In 2011, Dabigatran sales increased, owing to an additional indication approval – non valvular atrial fibrillation. The use of Warfarin also showed an upward trend over the period under review. An increase in the incidence of cardiovascular diseases was pointed as one potential reason.
Of interest is the expenses associated with the NOACs. The Portuguese National Health Service charges with the anticoagulant therapeutic subgroup increased from € 2.2 million in 2000, to € 26.9 million in 2013, of which € 16.8 million were with oral anticoagulants. Owing to the higher price of the NOACs compared to the more established treatments, in 2013 the costs for the use of Dabigatran – € 12.9 million – were approximately seven times higher than the cost of Warfarin – € 1.7 million, even though the latter enjoyed greater use. Dabigatran, at its highest price, costs around 78.24 € to 75.09 € for a 30 day course, while Warfarin barely reaches 5 €.
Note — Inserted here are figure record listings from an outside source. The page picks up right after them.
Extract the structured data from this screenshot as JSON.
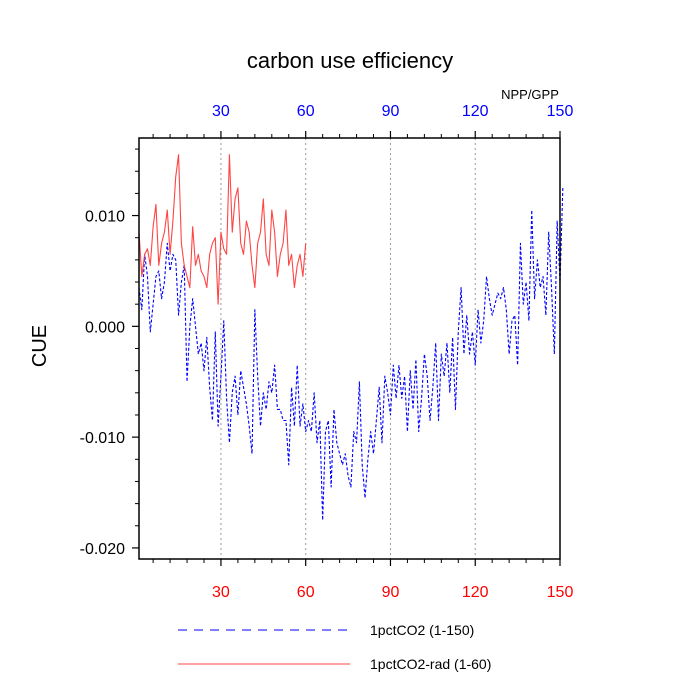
{
  "chart_data": {
    "type": "line",
    "title": "carbon use efficiency",
    "corner_label": "NPP/GPP",
    "ylabel": "CUE",
    "xlabel": "",
    "xlim": [
      1,
      150
    ],
    "ylim": [
      -0.021,
      0.017
    ],
    "x_ticks": [
      30,
      60,
      90,
      120,
      150
    ],
    "x_tick_labels": [
      "30",
      "60",
      "90",
      "120",
      "150"
    ],
    "y_ticks": [
      0.01,
      0.0,
      -0.01,
      -0.02
    ],
    "y_tick_labels": [
      "0.010",
      "0.000",
      "-0.010",
      "-0.020"
    ],
    "y_minor_step": 0.002,
    "x_minor_step": 6,
    "grid": "vertical dotted at major x ticks",
    "colors": {
      "bottom_tick_labels": "#ff0000",
      "top_tick_labels": "#0000ff",
      "grid": "#999999"
    },
    "legend_position": "bottom-center",
    "series": [
      {
        "name": "1pctCO2 (1-150)",
        "color": "#0000ff",
        "dash": "dashed",
        "x_start": 1,
        "values": [
          0.0035,
          0.0015,
          0.0065,
          0.0045,
          -0.0005,
          0.002,
          0.0045,
          0.005,
          0.0025,
          0.004,
          0.0075,
          0.005,
          0.0065,
          0.006,
          0.001,
          0.004,
          0.0055,
          -0.005,
          0.0,
          0.0025,
          0.0,
          -0.0025,
          -0.0015,
          -0.004,
          -0.001,
          -0.0055,
          -0.0085,
          -0.0005,
          -0.009,
          -0.0045,
          0.0005,
          -0.0065,
          -0.0105,
          -0.006,
          -0.0045,
          -0.008,
          -0.004,
          -0.0055,
          -0.007,
          -0.009,
          -0.0115,
          0.0015,
          -0.0045,
          -0.009,
          -0.006,
          -0.0075,
          -0.005,
          -0.006,
          -0.0035,
          -0.0075,
          -0.0075,
          -0.0085,
          -0.0085,
          -0.0125,
          -0.0055,
          -0.009,
          -0.0035,
          -0.009,
          -0.007,
          -0.0095,
          -0.0085,
          -0.0095,
          -0.006,
          -0.0105,
          -0.0085,
          -0.0175,
          -0.0095,
          -0.0085,
          -0.0145,
          -0.0075,
          -0.0105,
          -0.0115,
          -0.0125,
          -0.0115,
          -0.0135,
          -0.0145,
          -0.0095,
          -0.0105,
          -0.005,
          -0.0125,
          -0.0155,
          -0.012,
          -0.0095,
          -0.0115,
          -0.0085,
          -0.0055,
          -0.0105,
          -0.0045,
          -0.006,
          -0.008,
          -0.0035,
          -0.0065,
          -0.0035,
          -0.0065,
          -0.0045,
          -0.0095,
          -0.004,
          -0.0075,
          -0.003,
          -0.0095,
          -0.0065,
          -0.0025,
          -0.0045,
          -0.0085,
          -0.0055,
          -0.0015,
          -0.0085,
          -0.0025,
          -0.0045,
          -0.0015,
          -0.006,
          -0.001,
          -0.0075,
          -0.0005,
          0.0035,
          -0.0025,
          0.001,
          -0.0025,
          -0.0005,
          -0.0035,
          0.0015,
          -0.0015,
          0.0005,
          0.0045,
          0.0025,
          0.001,
          0.002,
          0.003,
          0.0025,
          0.0035,
          0.0015,
          -0.0025,
          0.0005,
          0.001,
          -0.0035,
          0.0075,
          0.002,
          0.004,
          0.0005,
          0.0105,
          0.0025,
          0.006,
          0.0035,
          0.0045,
          0.001,
          0.0085,
          0.0035,
          -0.0025,
          0.0095,
          0.004,
          0.0125
        ]
      },
      {
        "name": "1pctCO2-rad (1-60)",
        "color": "#ff4444",
        "dash": "solid",
        "x_start": 1,
        "values": [
          0.0085,
          0.0045,
          0.0065,
          0.007,
          0.0055,
          0.009,
          0.011,
          0.0055,
          0.0075,
          0.0085,
          0.0105,
          0.0065,
          0.0095,
          0.0135,
          0.0155,
          0.0075,
          0.0055,
          0.0045,
          0.0035,
          0.009,
          0.0055,
          0.0065,
          0.005,
          0.0045,
          0.0035,
          0.0065,
          0.0075,
          0.008,
          0.002,
          0.0085,
          0.007,
          0.0065,
          0.0155,
          0.0085,
          0.0115,
          0.0125,
          0.0075,
          0.0065,
          0.0095,
          0.0085,
          0.0055,
          0.0035,
          0.0075,
          0.0085,
          0.0115,
          0.0065,
          0.0055,
          0.0105,
          0.0085,
          0.0045,
          0.0065,
          0.0075,
          0.0105,
          0.0055,
          0.0065,
          0.0035,
          0.0055,
          0.0065,
          0.0045,
          0.0075
        ]
      }
    ]
  }
}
The higher cost of therapeutic innovations was recently pointed out by Eurico Castro Alves, president of INFARMED, as an uphill battle between regulators and the industry. In 2011, the expenses with therapeutic innovations in Portugal was € 56 million. This value shot up to € 142 million in 2014. 7
The report also shares some tidbits concerning prescription patterns of anticoagulant drugs. In the case of Dabigatran, the oral thrombin inhibitor was adopted in clinical practice more quickly by physicians in private care. At the end of 2013, Dabigatran accounted for almost 50% of anticoagulants prescribed in private care. This change in usage pattern was also observed by doctors in health centers, but to a less extent.
I am curious to see the full data contained by the report, and hope to see it available to the public soon.